|Analogues | 1010data for SQL users ||
Instead of calculating one overall average, you can calculate smaller averages based on criteria specific groups.
You would like to calculate the median price for each product sold by a store during a specified time period. You know how to do this in SQL by using the AVG and GROUP BY commands, and you would like to produce the same results using 1010data.
In SQL, you can execute multiple operations in a single line of code. The following line calculates the average weekly sales for each SKU sold in each store.
SELECT sku,store,week(date), AVG(xsales) FROM sales_item_detail GROUP BY sku,store,WEEK(date);
Although it is relatively simple to complete this calculation, SQL has certain drawbacks. For example, you can't easily save query results and you can't build on you queries without nesting SELECT statements.
<base table="pub.doc.retail.altseg.sales_detail_transid"/> <link table2="pub.doc.retail.calendar" col="trans_date" col2="trans_date"/> <tabu label="Average Weekly Sales" breaks="sku,store,fw,fy"> <break col="sku" sort="up"/> <tcol source="xsales" fun="avg" name="avg_sales" label="Average`Weekly`Sales"/> </tabu>
For this example, the Date column from each table is used to link the sales detail table and the fiscal calendar, so you can correctly add the fiscal week to each transaction.
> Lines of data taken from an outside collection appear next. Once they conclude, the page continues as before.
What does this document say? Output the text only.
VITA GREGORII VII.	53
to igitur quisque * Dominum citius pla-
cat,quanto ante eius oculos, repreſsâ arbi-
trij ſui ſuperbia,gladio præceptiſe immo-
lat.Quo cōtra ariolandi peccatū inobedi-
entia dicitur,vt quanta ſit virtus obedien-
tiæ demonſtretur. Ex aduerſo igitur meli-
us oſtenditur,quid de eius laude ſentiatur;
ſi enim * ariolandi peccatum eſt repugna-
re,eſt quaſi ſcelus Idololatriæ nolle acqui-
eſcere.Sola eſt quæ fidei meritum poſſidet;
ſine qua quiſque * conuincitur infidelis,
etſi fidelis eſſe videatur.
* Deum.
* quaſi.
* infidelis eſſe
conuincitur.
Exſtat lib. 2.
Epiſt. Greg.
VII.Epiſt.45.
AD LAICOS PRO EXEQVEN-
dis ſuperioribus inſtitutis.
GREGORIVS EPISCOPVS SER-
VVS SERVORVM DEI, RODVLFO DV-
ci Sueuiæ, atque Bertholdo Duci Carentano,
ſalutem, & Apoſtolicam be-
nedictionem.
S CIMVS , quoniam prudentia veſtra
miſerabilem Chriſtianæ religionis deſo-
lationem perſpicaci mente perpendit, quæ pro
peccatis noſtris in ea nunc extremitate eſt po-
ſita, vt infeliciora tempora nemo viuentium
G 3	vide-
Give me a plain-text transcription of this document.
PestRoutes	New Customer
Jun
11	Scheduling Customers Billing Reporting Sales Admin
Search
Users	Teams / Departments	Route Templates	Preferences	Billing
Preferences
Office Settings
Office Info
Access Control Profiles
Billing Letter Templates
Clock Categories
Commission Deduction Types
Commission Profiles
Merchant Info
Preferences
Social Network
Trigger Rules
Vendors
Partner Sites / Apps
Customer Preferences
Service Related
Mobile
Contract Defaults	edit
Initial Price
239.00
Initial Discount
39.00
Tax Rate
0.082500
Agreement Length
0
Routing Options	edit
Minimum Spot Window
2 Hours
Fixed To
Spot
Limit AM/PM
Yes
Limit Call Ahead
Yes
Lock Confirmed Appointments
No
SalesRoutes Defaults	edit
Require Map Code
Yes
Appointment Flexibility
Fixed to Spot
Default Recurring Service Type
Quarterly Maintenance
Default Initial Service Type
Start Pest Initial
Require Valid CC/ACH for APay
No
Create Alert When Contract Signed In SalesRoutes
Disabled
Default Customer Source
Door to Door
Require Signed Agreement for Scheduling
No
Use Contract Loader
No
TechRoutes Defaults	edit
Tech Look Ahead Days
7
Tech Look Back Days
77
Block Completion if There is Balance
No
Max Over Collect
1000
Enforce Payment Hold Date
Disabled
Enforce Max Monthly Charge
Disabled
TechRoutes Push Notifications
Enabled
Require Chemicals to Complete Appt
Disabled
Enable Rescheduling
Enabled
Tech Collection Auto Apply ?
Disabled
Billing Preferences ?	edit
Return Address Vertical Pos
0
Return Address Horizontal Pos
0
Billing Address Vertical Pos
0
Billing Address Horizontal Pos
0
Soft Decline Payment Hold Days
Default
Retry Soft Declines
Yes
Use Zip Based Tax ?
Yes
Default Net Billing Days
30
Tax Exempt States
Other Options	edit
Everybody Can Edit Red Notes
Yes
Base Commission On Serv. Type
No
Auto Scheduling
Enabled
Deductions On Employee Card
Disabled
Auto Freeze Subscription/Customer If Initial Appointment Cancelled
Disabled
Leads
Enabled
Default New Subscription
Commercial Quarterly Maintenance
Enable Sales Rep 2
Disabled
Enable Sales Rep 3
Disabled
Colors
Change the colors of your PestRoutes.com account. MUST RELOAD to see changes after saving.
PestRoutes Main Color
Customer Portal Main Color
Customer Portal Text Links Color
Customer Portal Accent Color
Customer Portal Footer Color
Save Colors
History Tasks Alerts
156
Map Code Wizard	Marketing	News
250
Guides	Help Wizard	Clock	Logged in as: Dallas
The Average Weekly Sales tabulation uses the columns Sku, Store, Fiscal Week, and Fiscal Year as break columns. This is similar to the columns given to GROUP BY in SQL. It is important to include both the fiscal week and fiscal year because if a table contains multiple years, just grouping by fiscal week can improperly group values. The <tcol> operation creates a column containing the average extended sales for each specified group.
For the break column sku, an additional operation, <break> is used to sort the column in order to mimic the results in SQL and illustrate that they are indeed the same.